Firstly, obviously, the hardware. Power to weight ratios and storage capacity. Stated as an anti-matter reactor, which would be the most efficient store of energy possible without violating entropy.

Secondly, slightly less obvious, the movements. The actual kinetic, geometric deployment of that power. Parsed in the fiction as a fighting style. But it’s really a translation and direction engine. Translating current into force shapes and positions. Separation, impact, attachment, transfer, etc.

The hidden one is the interface layer between the mind and the apparatus. That one is more impressive and a little harder to explain. Imagine an amateur faking kung fu or trying to drive. They know what they are going for, and the hardware is fine, but they don’t know how to issue the commands yet.

In the fiction this is solved by “training” but that’s just a narrative trick. She didn’t train for the cyber sport. She’s sending an intent command, and some software layer is translating those intentions into body geometry. Moravec’s paradox. That can’t be cheated or hand-waved away, it can only be hidden. Even in fiction unless it’s text, choreography has to be done.

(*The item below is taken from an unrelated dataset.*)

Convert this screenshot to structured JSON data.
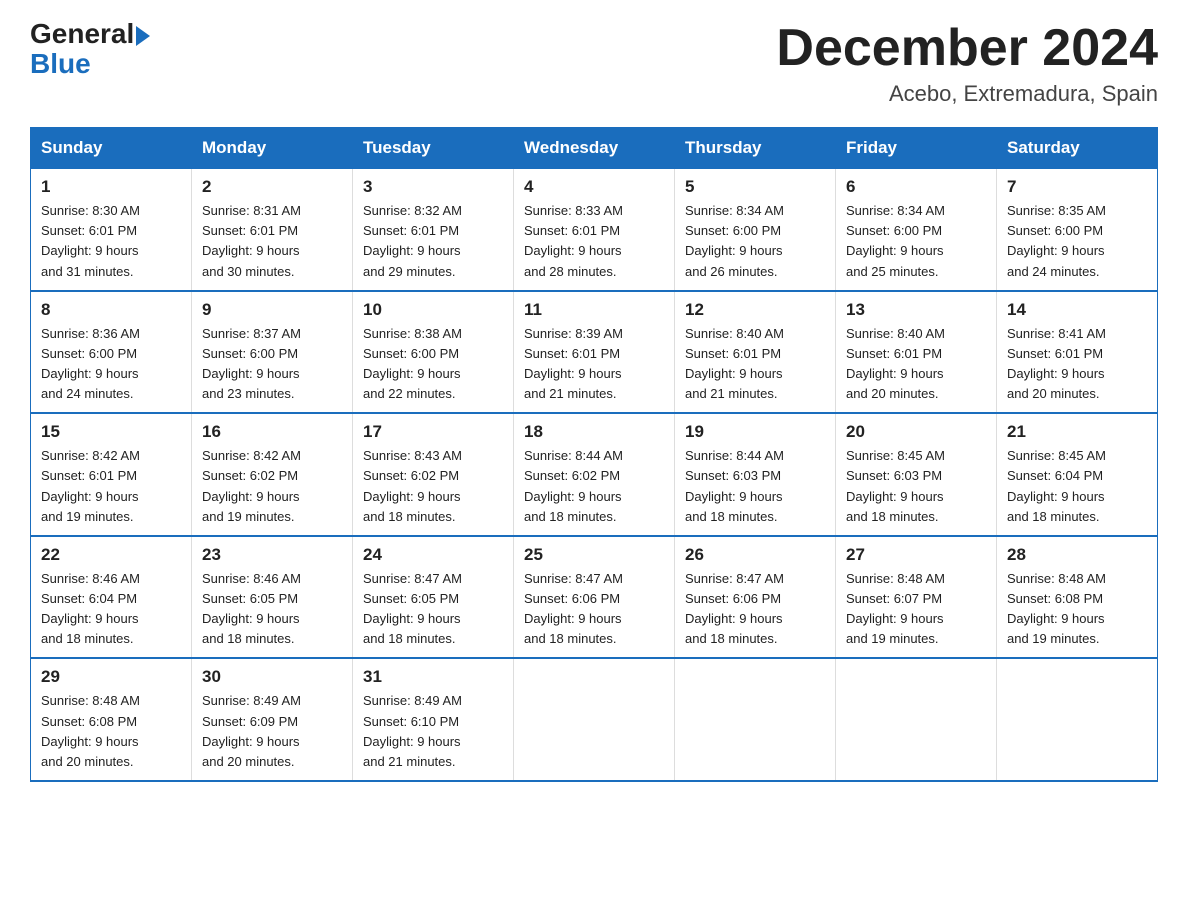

The film makers even with complete control of the universe she was in had to expend enormous processing power deciding her “movements.” In the real world such combat is unilateral. Adding that feedback response combat loop intensifies the processing power needed exponentially. That’s the most extreme thing happening in the screenshot above in a quasi-literal sense. (The metaphor is arguably even more intense, see below.)

She knew what she wanted to do, show off balance and strength, in a specific sort of way. Making that actually work, in gravity and under the constraints she specified, would indeed be staggering, and it was to me. The above scene impressed me more than anything else later shown. It’s the most energy dense moment in the entire film. It screams “liberation.” I am Free she says with a five second kata.

But also, reality sets in. Plot contrivance is the only thing keeping her alive. Power asymmetry like that never lasts. That’s a double edged sword of history. The society she’s in by her very existence is now as precariously balanced as she is on the palm of her hand. Leaning in any direction forces a massive reconfiguration at minimum to avoid collapse.

Imagine it’s 1985 and somehow you have a phone from 2019. Just game that out in your head. Setting aside the time travel aspect, just imagine what it would mean for your life, your town, your country, your planet, having that lump of smart sand. How long do you think it would stay in your possession? What are your options really?

That’s the case for Alita as well. She IS that phone from the future. She’s now the MacGuffin for every high level player in her world. Her world is going to tear itself apart trying to tear Her apart.

Personally I would go into hiding but start using myself as a solution book for current problems. I would reverse engineer myself and then open source my findings, very carefully. What I share, and how would demand considerable thought. You don’t just hand children a propane tank and walk away.

So much in a single image. This is why so much overwhelms me. I see like this when I look at things. It doesn’t do me any good. Typically, I find, the best option is just, stealth. And a sturdy filter bubble.